Cultura
Tapatía participa en el International Ballet Competition
Regina Palomar Oetling ha preparado una coregrafía especial para el encuentro mundial de la danza
GUADALAJARA, JALISCO (05/JUN/2010).- La jalisciense Regina Palomar Oetling es la única mujer mexicana invitada a la USA International Ballet Competition, que se realiza cada cuatro años en Jackson, Mississippi (Estados Unidos).
Antes de la competencia, programada para el próximo 12 de junio, Palomar Oetling comenta que su principal expectativa es adquirir experiencia al medirse con otros bailarines del mundo.
La tapatía radica en Nuevo León, ya que desde 2005 forma parte del Ballet de Monterrey. Además, estudia Leyes en la Universidad Regiomontana.
De su grupo de compañeros y del país, es la única mujer que representará a México en las llamadas Olimpiadas de la Danza. En el encuentro también estará el tapatío Esteban Hernández, que competirá en otra categoría.
A sus 25 años de edad, Regina Palomar Oetling participará en la categoría Senior. Adelanta que ya preparó las coreografías y un par fueron hechas exclusivamente para la competencia, así que espera conquistar al jurado con sus interpretaciones, pasar a la tercera ronda y ganar.
-- ¿Cuál fue el motivo que te llevó a radicar en Monterrey?
-- En 2005 hice audiciones en el Ballet de Monterrey y me quedé. En ese tiempo no había una compañía de danza clásica en Guadalajara.
-- ¿Recuerdas cómo fue ese primer encuentro con la danza y la escena?

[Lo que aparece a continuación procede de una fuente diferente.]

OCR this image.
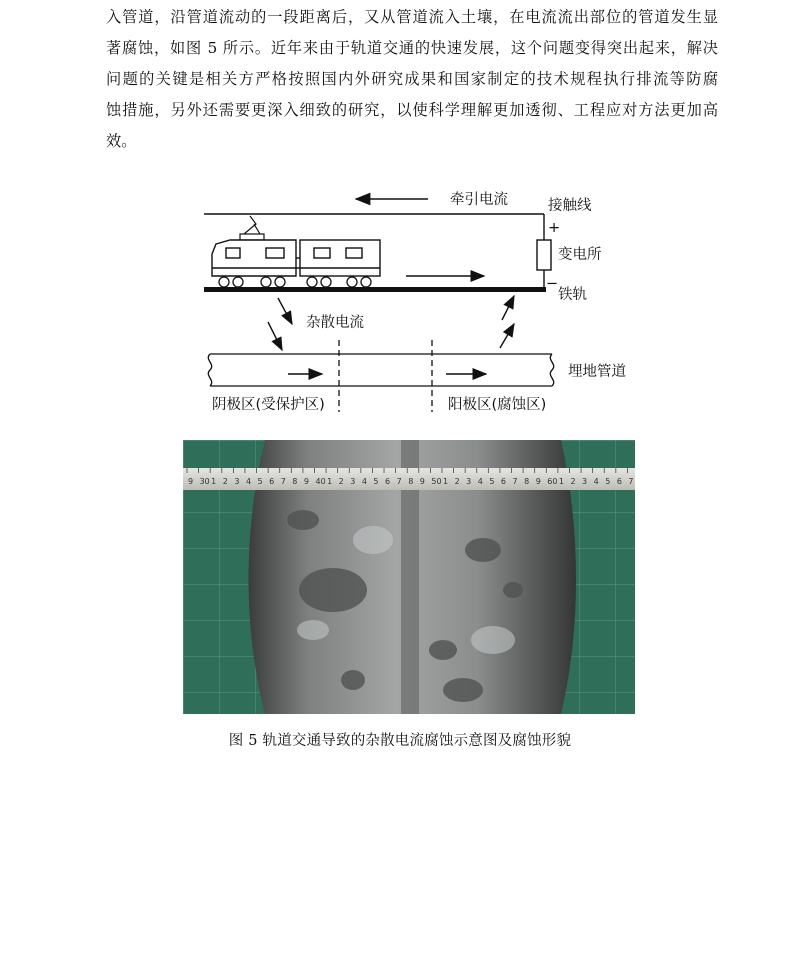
入管道，沿管道流动的一段距离后，又从管道流入土壤，在电流流出部位的管道发生显
著腐蚀，如图 5 所示。近年来由于轨道交通的快速发展，这个问题变得突出起来，解决
问题的关键是相关方严格按照国内外研究成果和国家制定的技术规程执行排流等防腐
蚀措施，另外还需要更深入细致的研究，以使科学理解更加透彻、工程应对方法更加高
效。
牵引电流	接触线
+
变电所
−
铁轨
杂散电流
埋地管道
阴极区(受保护区)	阳极区(腐蚀区)
9 30 1 2 3 4 5 6 7 8 9 40 1 2 3 4 5 6 7 8 9 50 1 2 3 4 5 6 7 8 9 60 1 2 3 4 5 6 7
图 5 轨道交通导致的杂散电流腐蚀示意图及腐蚀形貌
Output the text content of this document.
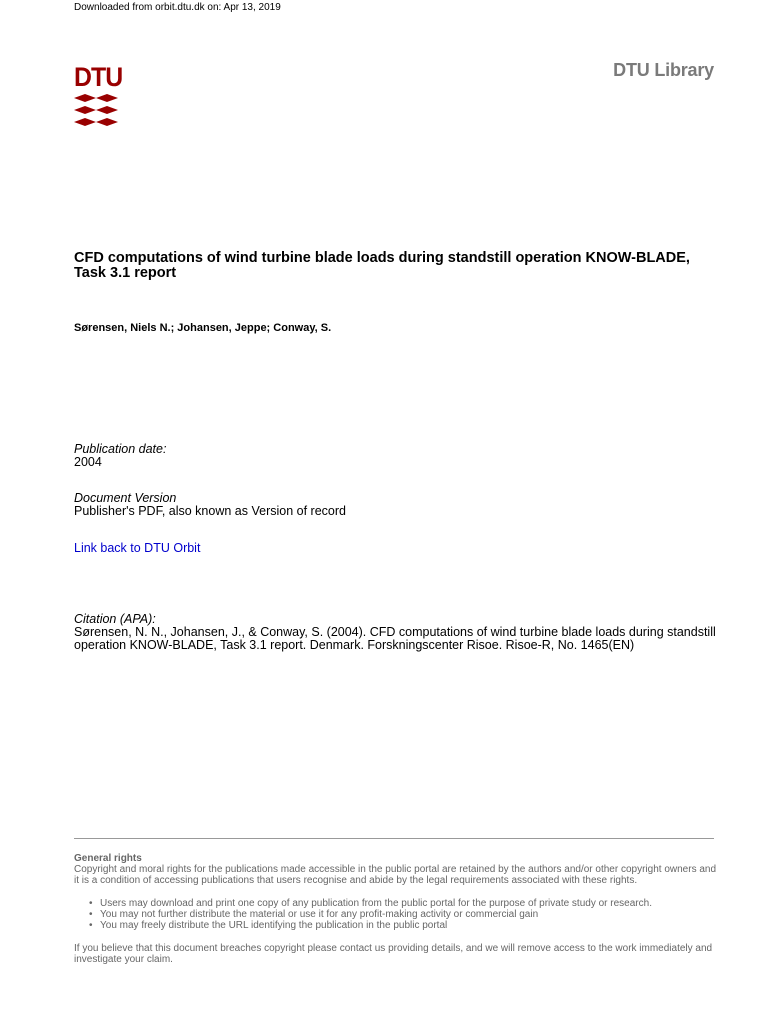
Downloaded from orbit.dtu.dk on: Apr 13, 2019
DTU	DTU Library
CFD computations of wind turbine blade loads during standstill operation KNOW-BLADE, Task 3.1 report
Sørensen, Niels N.; Johansen, Jeppe; Conway, S.
Publication date:
2004
Document Version
Publisher's PDF, also known as Version of record
Link back to DTU Orbit
Citation (APA):
Sørensen, N. N., Johansen, J., & Conway, S. (2004). CFD computations of wind turbine blade loads during standstill operation KNOW-BLADE, Task 3.1 report. Denmark. Forskningscenter Risoe. Risoe-R, No. 1465(EN)
General rights
Copyright and moral rights for the publications made accessible in the public portal are retained by the authors and/or other copyright owners and it is a condition of accessing publications that users recognise and abide by the legal requirements associated with these rights.
• Users may download and print one copy of any publication from the public portal for the purpose of private study or research.
• You may not further distribute the material or use it for any profit-making activity or commercial gain
• You may freely distribute the URL identifying the publication in the public portal
If you believe that this document breaches copyright please contact us providing details, and we will remove access to the work immediately and investigate your claim.
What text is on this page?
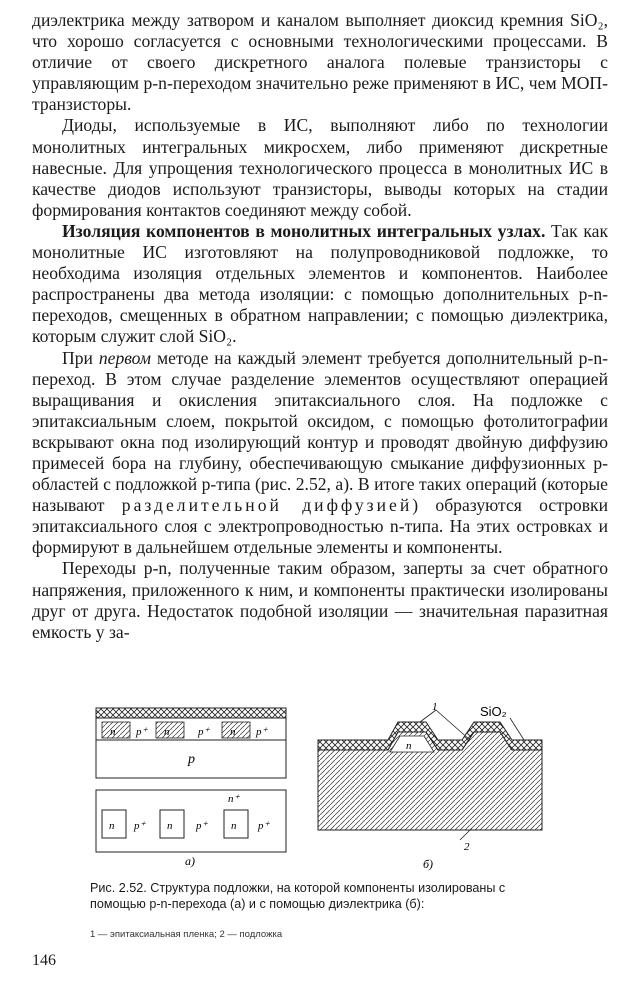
диэлектрика между затвором и каналом выполняет диоксид кремния SiO₂, что хорошо согласуется с основными технологическими процессами. В отличие от своего дискретного аналога полевые транзисторы с управляющим p-n-переходом значительно реже применяют в ИС, чем МОП-транзисторы.

Диоды, используемые в ИС, выполняют либо по технологии монолитных интегральных микросхем, либо применяют дискретные навесные. Для упрощения технологического процесса в монолитных ИС в качестве диодов используют транзисторы, выводы которых на стадии формирования контактов соединяют между собой.

Изоляция компонентов в монолитных интегральных узлах. Так как монолитные ИС изготовляют на полупроводниковой подложке, то необходима изоляция отдельных элементов и компонентов. Наиболее распространены два метода изоляции: с помощью дополнительных p-n-переходов, смещенных в обратном направлении; с помощью диэлектрика, которым служит слой SiO₂.

При первом методе на каждый элемент требуется дополнительный p-n-переход. В этом случае разделение элементов осуществляют операцией выращивания и окисления эпитаксиального слоя. На подложке с эпитаксиальным слоем, покрытой оксидом, с помощью фотолитографии вскрывают окна под изолирующий контур и проводят двойную диффузию примесей бора на глубину, обеспечивающую смыкание диффузионных p-областей с подложкой p-типа (рис. 2.52, а). В итоге таких операций (которые называют разделительной диффузией) образуются островки эпитаксиального слоя с электропроводностью n-типа. На этих островках и формируют в дальнейшем отдельные элементы и компоненты.

Переходы p-n, полученные таким образом, заперты за счет обратного напряжения, приложенного к ним, и компоненты практически изолированы друг от друга. Недостаток подобной изоляции — значительная паразитная емкость у за-

n	n	n
p⁺	p⁺	p⁺
p
n⁺
n	n	n
p⁺	p⁺	p⁺
а)
n
1	SiO₂
2
б)
Рис. 2.52. Структура подложки, на которой компоненты изолированы с помощью p-n-перехода (а) и с помощью диэлектрика (б):
1 — эпитаксиальная пленка; 2 — подложка
146
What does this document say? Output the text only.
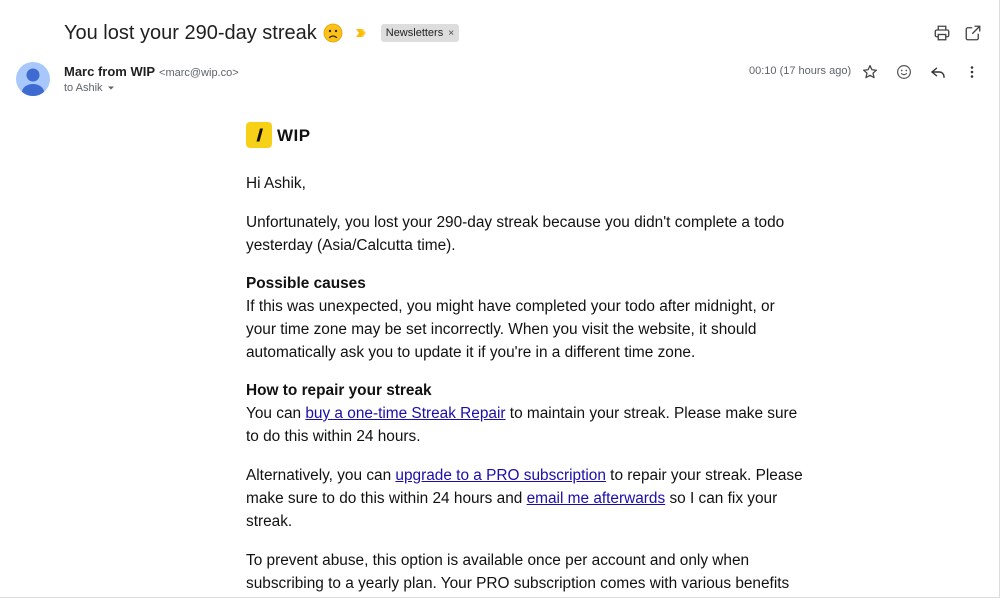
You lost your 290-day streak	Newsletters ×
Marc from WIP <marc@wip.co>
to Ashik
00:10 (17 hours ago)
WIP

Hi Ashik,

Unfortunately, you lost your 290-day streak because you didn't complete a todo yesterday (Asia/Calcutta time).

Possible causes

If this was unexpected, you might have completed your todo after midnight, or your time zone may be set incorrectly. When you visit the website, it should automatically ask you to update it if you're in a different time zone.

How to repair your streak

You can buy a one-time Streak Repair to maintain your streak. Please make sure to do this within 24 hours.

Alternatively, you can upgrade to a PRO subscription to repair your streak. Please make sure to do this within 24 hours and email me afterwards so I can fix your streak.

To prevent abuse, this option is available once per account and only when subscribing to a yearly plan. Your PRO subscription comes with various benefits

-- Sí, salí de angelito en el Cascanueces. Tenía ocho años y mi vestido era plateado largo con unas alas, yo moría de nervios.
-- Ya han pasado 17 años desde entonces, ¿aún hay nerviosismo antes de que comience la función?
-- No así, pero todavía siento maripositas. Todo depende de las piezas a bailar y la importancia de cada una, pero esos nervios de la primera vez no, ahora es adrenalina, la misma que no dejamos de sentir los artistas.
-- ¿Cuándo la danza fue una opción profesional?
-- Cuando ingresé al Ballet de Cámara de Jalisco, tenía 11 años. Ahí me di cuenta que había gente a la cual le pagaban por bailar, así que pensé que era algo fantástico. Ahí decidí que quería ser profesional en esta disciplina.
-- Más de la mitad de tu vida has estado enfocada en la danza, ¿cuáles han sido las dificultades?
-- La más grande fue descubrir que si quería dedicarme a esto tenía que salir de Guadalajara, eso fue lo más difícil. Ahora está la Compañía de Danza Clásica y Neoclásica de Jalisco, que es un avance espectacular, sé que va empezando y todavía tiene mucho por hacer, pero cambió el panorama de los bailarines jaliscienses. Si yo hubiera tenido esa oportunidad, a la mejor no me hubiera ido.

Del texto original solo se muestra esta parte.